C’est beau à en pleurer, c’est souvent bouleversant, c’est surtout toujours très poétique et chaque image possède du sens dans cette quête de spiritualité. Le cinéma de Naomi Kawase ne tire pas vers l’épure, il s’enrichit et gagne une densité étonnante. Sa mise en scène et son découpage se font toujours plus logique, à l’image de ces séquences aériennes qui traduise par l’image le voyage d’une âme au-dessus de cette nature. Elle revient à des émotions pures qui faisaient le cinéma de ses débuts, avec ces longues ballades en vélo qui se font accompagner de rares plages musicales et renvoient presque au cinéma de Kitano, ces discutions presque triviales avec le vieil homme du coin, sorte de sage pêcheur gardien du savoir, ou encore tout ce dernier acte très beau, très sensuel et en même temps très animal. Par des petits éléments de détail, Still the Water mène tout doucement vers une forme de communion, voire de fusion, entre le corps, l’esprit et la nature, ce qu’illustrent parfaitement ces dernières minutes d’une beauté stupéfiante.
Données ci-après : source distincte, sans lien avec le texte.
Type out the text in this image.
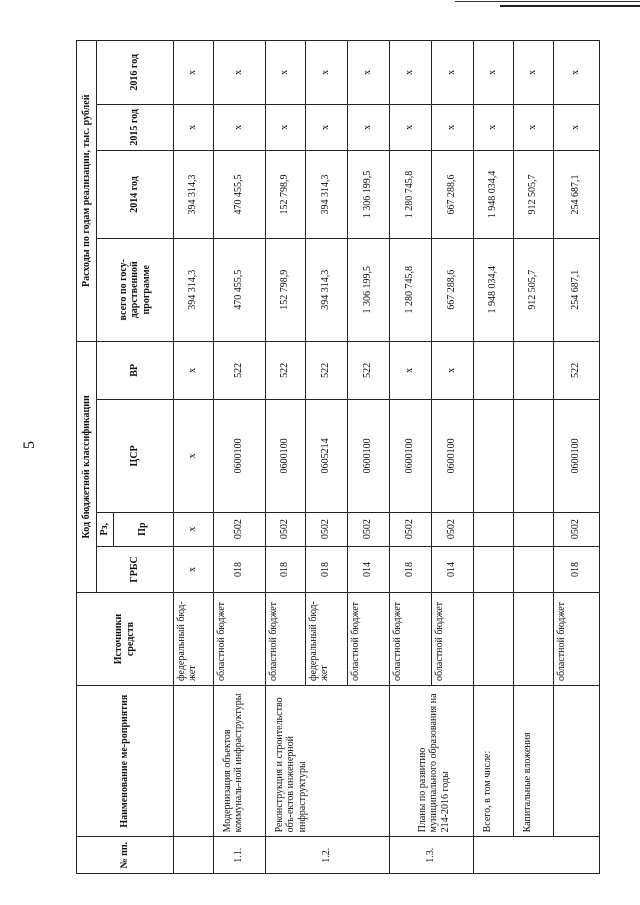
5
№ пп.	Наименование ме-роприятия	Источники средств	Код бюджетной классификации				Расходы по годам реализации, тыс. рублей			
			ГРБС	Рз,	ЦСР	ВР	всего по госу-дарственной программе	2014 год	2015 год	2016 год
				Пр						
		федеральный бюд-жет	x	x	x	x	394 314,3	394 314,3	x	x
1.1.	Модернизация объектов коммуналь-ной инфраструктуры	областной бюджет	018	0502	0600100	522	470 455,5	470 455,5	x	x
1.2.	Реконструкция и строительство объ-ектов инженерной инфраструктуры	областной бюджет	018	0502	0600100	522	152 798,9	152 798,9	x	x
		федеральный бюд-жет	018	0502	0605214	522	394 314,3	394 314,3	x	x
		областной бюджет	014	0502	0600100	522	1 306 199,5	1 306 199,5	x	x
1.3.	Планы по развитию муниципального образования на 214-2016 годы	областной бюджет	018	0502	0600100	x	1 280 745,8	1 280 745,8	x	x
		областной бюджет	014	0502	0600100	x	667 288,6	667 288,6	x	x
	Всего, в том числе:						1 948 034,4	1 948 034,4	x	x
	Капитальные вложения						912 505,7	912 505,7	x	x
		областной бюджет	018	0502	0600100	522	254 687,1	254 687,1	x	x
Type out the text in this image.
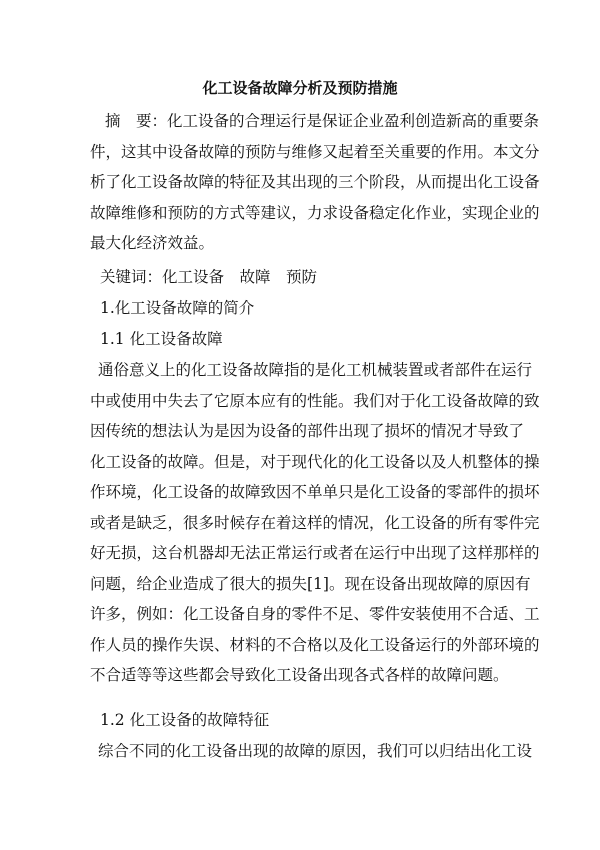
化工设备故障分析及预防措施
摘　要：化工设备的合理运行是保证企业盈利创造新高的重要条
件，这其中设备故障的预防与维修又起着至关重要的作用。本文分
析了化工设备故障的特征及其出现的三个阶段，从而提出化工设备
故障维修和预防的方式等建议，力求设备稳定化作业，实现企业的
最大化经济效益。
关键词：化工设备　故障　预防
1.化工设备故障的简介
1.1 化工设备故障
通俗意义上的化工设备故障指的是化工机械装置或者部件在运行
中或使用中失去了它原本应有的性能。我们对于化工设备故障的致
因传统的想法认为是因为设备的部件出现了损坏的情况才导致了
化工设备的故障。但是，对于现代化的化工设备以及人机整体的操
作环境，化工设备的故障致因不单单只是化工设备的零部件的损坏
或者是缺乏，很多时候存在着这样的情况，化工设备的所有零件完
好无损，这台机器却无法正常运行或者在运行中出现了这样那样的
问题，给企业造成了很大的损失[1]。现在设备出现故障的原因有
许多，例如：化工设备自身的零件不足、零件安装使用不合适、工
作人员的操作失误、材料的不合格以及化工设备运行的外部环境的
不合适等等这些都会导致化工设备出现各式各样的故障问题。
1.2 化工设备的故障特征
综合不同的化工设备出现的故障的原因，我们可以归结出化工设
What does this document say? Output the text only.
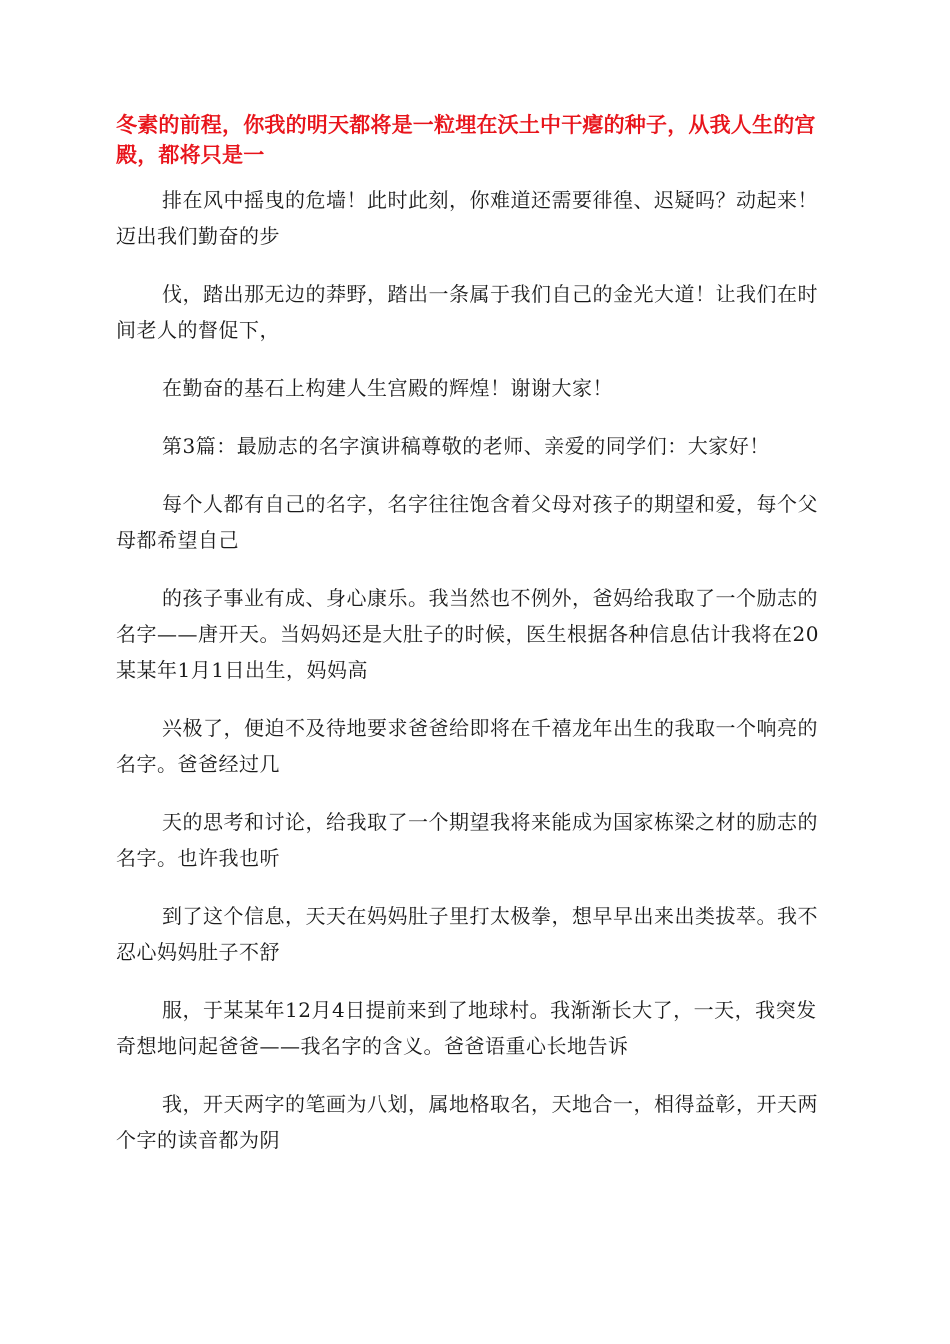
冬素的前程，你我的明天都将是一粒埋在沃土中干瘪的种子，从我人生的宫殿，都将只是一

排在风中摇曳的危墙！此时此刻，你难道还需要徘徨、迟疑吗？动起来！迈出我们勤奋的步

伐，踏出那无边的莽野，踏出一条属于我们自己的金光大道！让我们在时间老人的督促下，

在勤奋的基石上构建人生宫殿的辉煌！谢谢大家！

第3篇：最励志的名字演讲稿尊敬的老师、亲爱的同学们：大家好！

每个人都有自己的名字，名字往往饱含着父母对孩子的期望和爱，每个父母都希望自己

的孩子事业有成、身心康乐。我当然也不例外，爸妈给我取了一个励志的名字——唐开天。当妈妈还是大肚子的时候，医生根据各种信息估计我将在20某某年1月1日出生，妈妈高

兴极了，便迫不及待地要求爸爸给即将在千禧龙年出生的我取一个响亮的名字。爸爸经过几

天的思考和讨论，给我取了一个期望我将来能成为国家栋梁之材的励志的名字。也许我也听

到了这个信息，天天在妈妈肚子里打太极拳，想早早出来出类拔萃。我不忍心妈妈肚子不舒

服，于某某年12月4日提前来到了地球村。我渐渐长大了，一天，我突发奇想地问起爸爸——我名字的含义。爸爸语重心长地告诉

我，开天两字的笔画为八划，属地格取名，天地合一，相得益彰，开天两个字的读音都为阴
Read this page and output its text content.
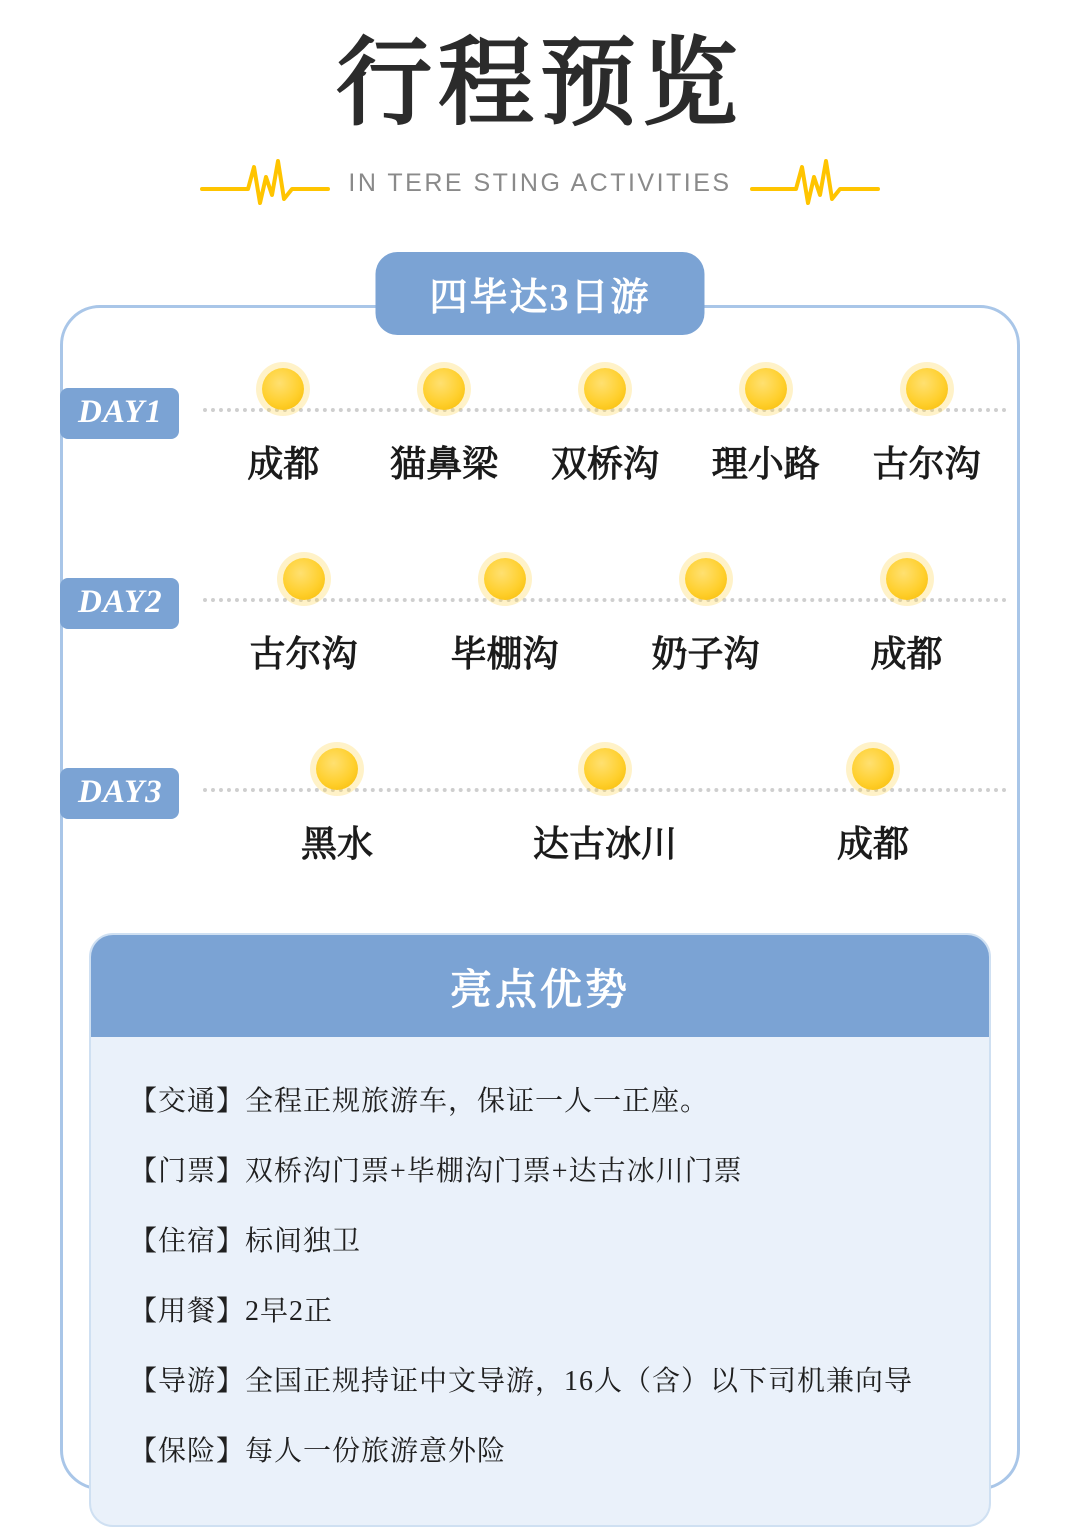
行程预览
IN TERE STING ACTIVITIES
四毕达3日游
DAY1
成都 猫鼻梁 双桥沟 理小路 古尔沟
DAY2
古尔沟	毕棚沟	奶子沟	成都
DAY3
黑水	达古冰川	成都
亮点优势
【交通】全程正规旅游车，保证一人一正座。
【门票】双桥沟门票+毕棚沟门票+达古冰川门票
【住宿】标间独卫
【用餐】2早2正
【导游】全国正规持证中文导游，16人（含）以下司机兼向导
【保险】每人一份旅游意外险
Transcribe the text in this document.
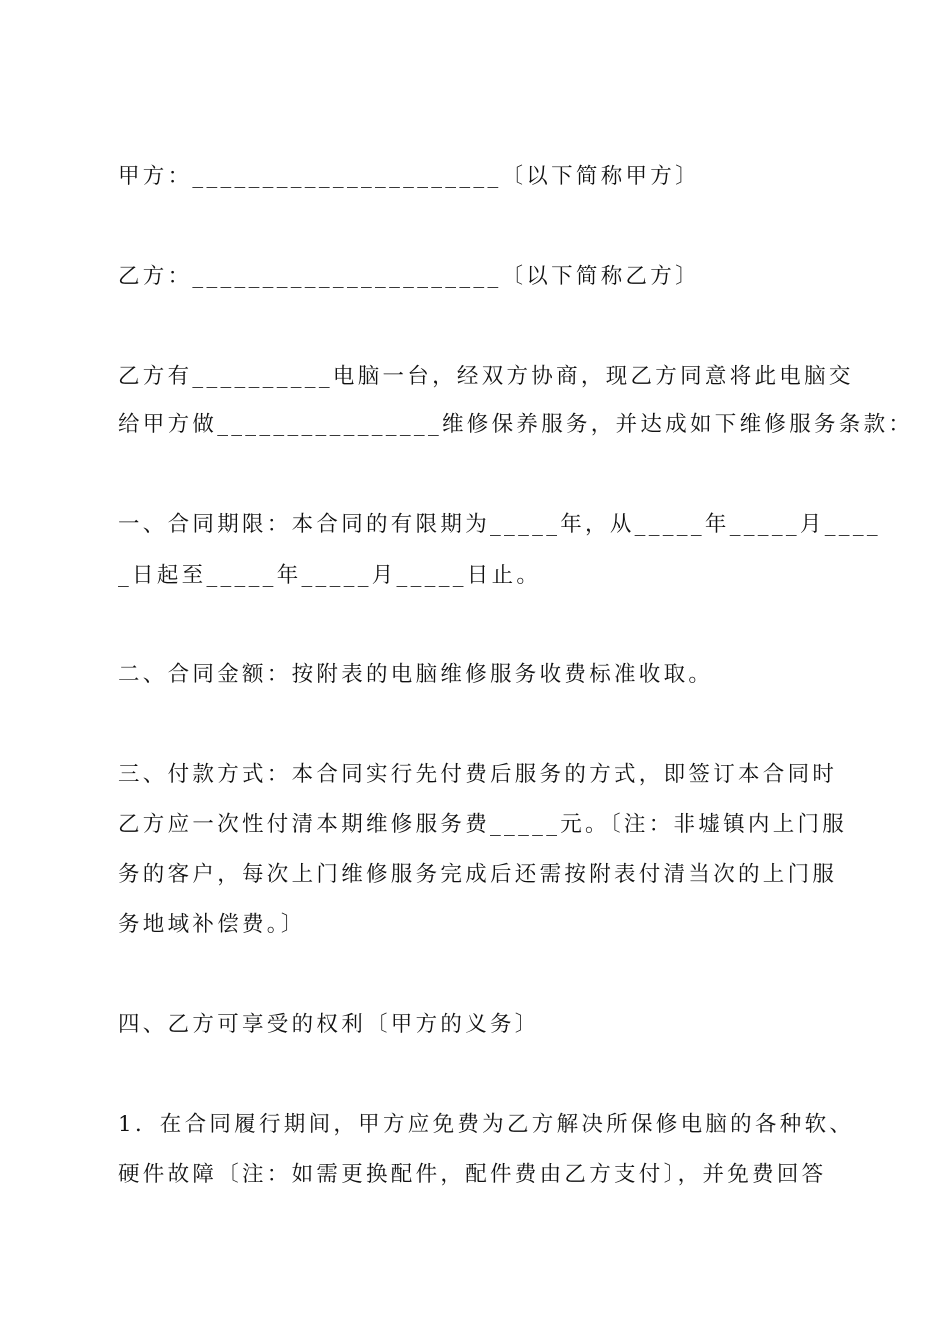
甲方：______________________〔以下简称甲方〕
乙方：______________________〔以下简称乙方〕
乙方有__________电脑一台，经双方协商，现乙方同意将此电脑交
给甲方做________________维修保养服务，并达成如下维修服务条款：
一、合同期限：本合同的有限期为_____年，从_____年_____月____
_日起至_____年_____月_____日止。
二、合同金额：按附表的电脑维修服务收费标准收取。
三、付款方式：本合同实行先付费后服务的方式，即签订本合同时
乙方应一次性付清本期维修服务费_____元。〔注：非墟镇内上门服
务的客户，每次上门维修服务完成后还需按附表付清当次的上门服
务地域补偿费。〕
四、乙方可享受的权利〔甲方的义务〕
1．在合同履行期间，甲方应免费为乙方解决所保修电脑的各种软、
硬件故障〔注：如需更换配件，配件费由乙方支付〕，并免费回答
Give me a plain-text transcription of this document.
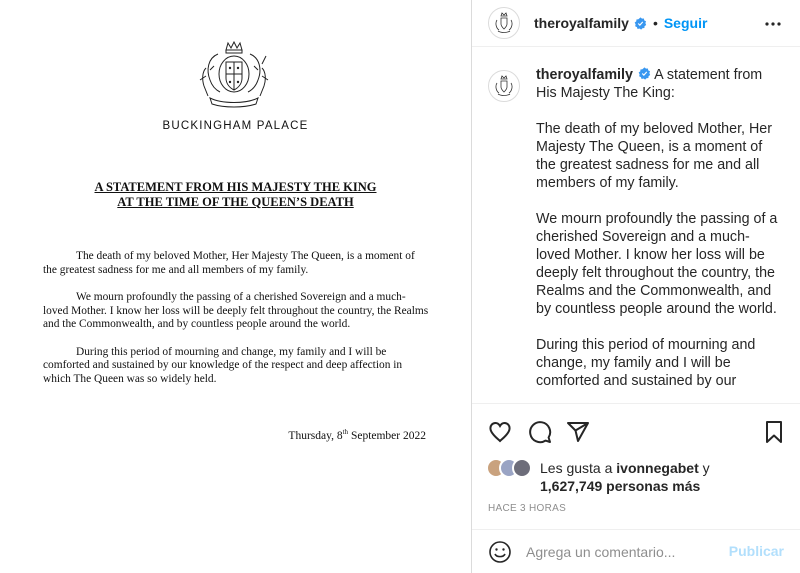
BUCKINGHAM PALACE
A STATEMENT FROM HIS MAJESTY THE KING
AT THE TIME OF THE QUEEN’S DEATH

The death of my beloved Mother, Her Majesty The Queen, is a moment of the greatest sadness for me and all members of my family.

We mourn profoundly the passing of a cherished Sovereign and a much-loved Mother. I know her loss will be deeply felt throughout the country, the Realms and the Commonwealth, and by countless people around the world.

During this period of mourning and change, my family and I will be comforted and sustained by our knowledge of the respect and deep affection in which The Queen was so widely held.

Thursday, 8th September 2022
theroyalfamily • Seguir

theroyalfamily A statement from His Majesty The King:

The death of my beloved Mother, Her Majesty The Queen, is a moment of the greatest sadness for me and all members of my family.

We mourn profoundly the passing of a cherished Sovereign and a much-loved Mother. I know her loss will be deeply felt throughout the country, the Realms and the Commonwealth, and by countless people around the world.

During this period of mourning and change, my family and I will be comforted and sustained by our

Les gusta a ivonnegabet y
1,627,749 personas más
HACE 3 HORAS
Agrega un comentario...
Publicar
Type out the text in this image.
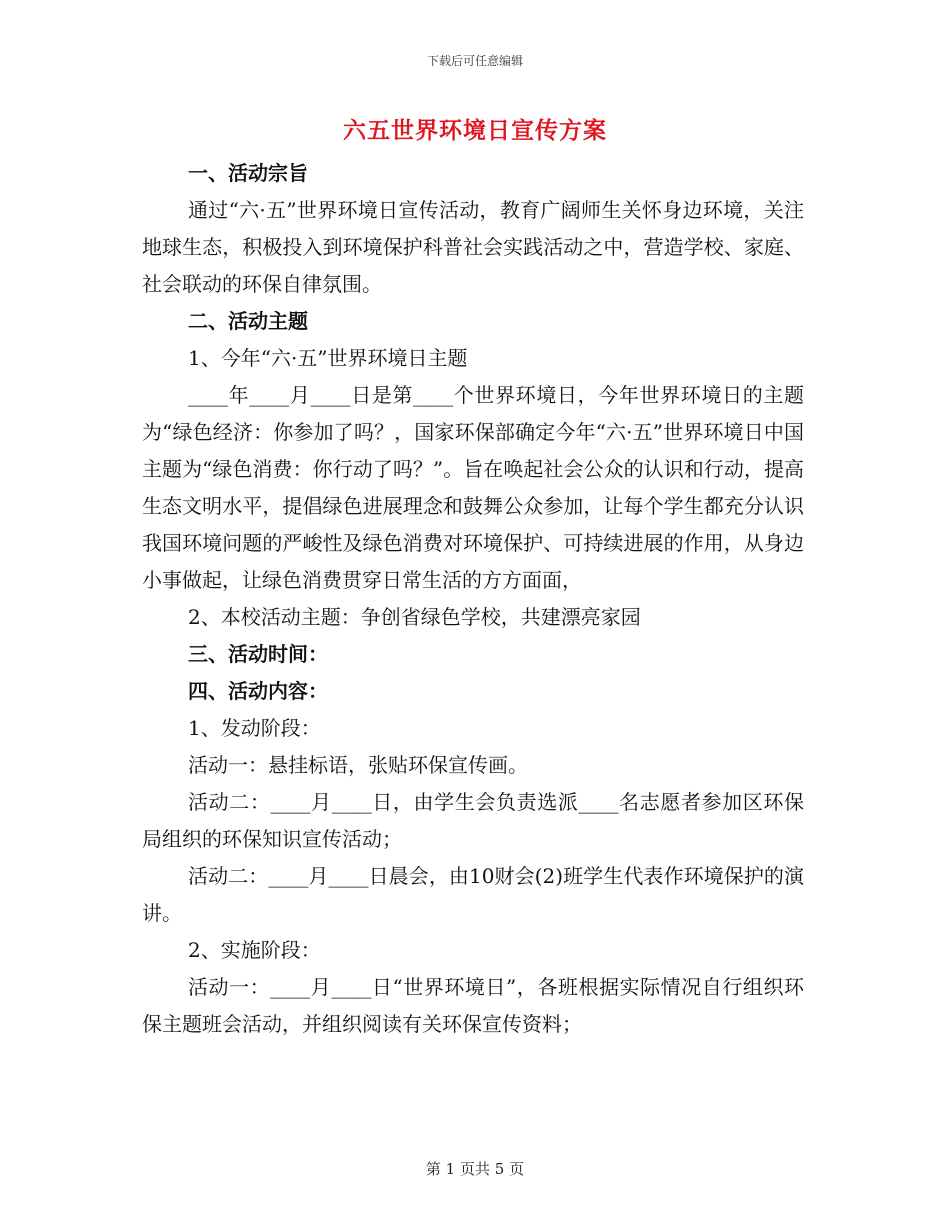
下载后可任意编辑
六五世界环境日宣传方案

一、活动宗旨

通过“六·五”世界环境日宣传活动，教育广阔师生关怀身边环境，关注地球生态，积极投入到环境保护科普社会实践活动之中，营造学校、家庭、社会联动的环保自律氛围。

二、活动主题

1、今年“六·五”世界环境日主题

____年____月____日是第____个世界环境日，今年世界环境日的主题为“绿色经济：你参加了吗？，国家环保部确定今年“六·五”世界环境日中国主题为“绿色消费：你行动了吗？”。旨在唤起社会公众的认识和行动，提高生态文明水平，提倡绿色进展理念和鼓舞公众参加，让每个学生都充分认识我国环境问题的严峻性及绿色消费对环境保护、可持续进展的作用，从身边小事做起，让绿色消费贯穿日常生活的方方面面，

2、本校活动主题：争创省绿色学校，共建漂亮家园

三、活动时间：

四、活动内容：

1、发动阶段：

活动一：悬挂标语，张贴环保宣传画。

活动二：____月____日，由学生会负责选派____名志愿者参加区环保局组织的环保知识宣传活动；

活动二：____月____日晨会，由10财会(2)班学生代表作环境保护的演讲。

2、实施阶段：

活动一：____月____日“世界环境日”，各班根据实际情况自行组织环保主题班会活动，并组织阅读有关环保宣传资料；

第 1 页共 5 页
Le film est une splendeur, une invitation à s’y égarer, à peine embarrassé d’interprétations pas toujours à la hauteur. Mais celle de la jeune Jun Yoshinaga est tellement forte, tellement complexe, tellement envoutante, que tout cela n’est pas bien grave. Autant dire que la palme d’or tend les bras en direction de la réalisatrice japonaise qui donne une bonne leçon aux hommes chéris par les honneurs de la compétition cannoise.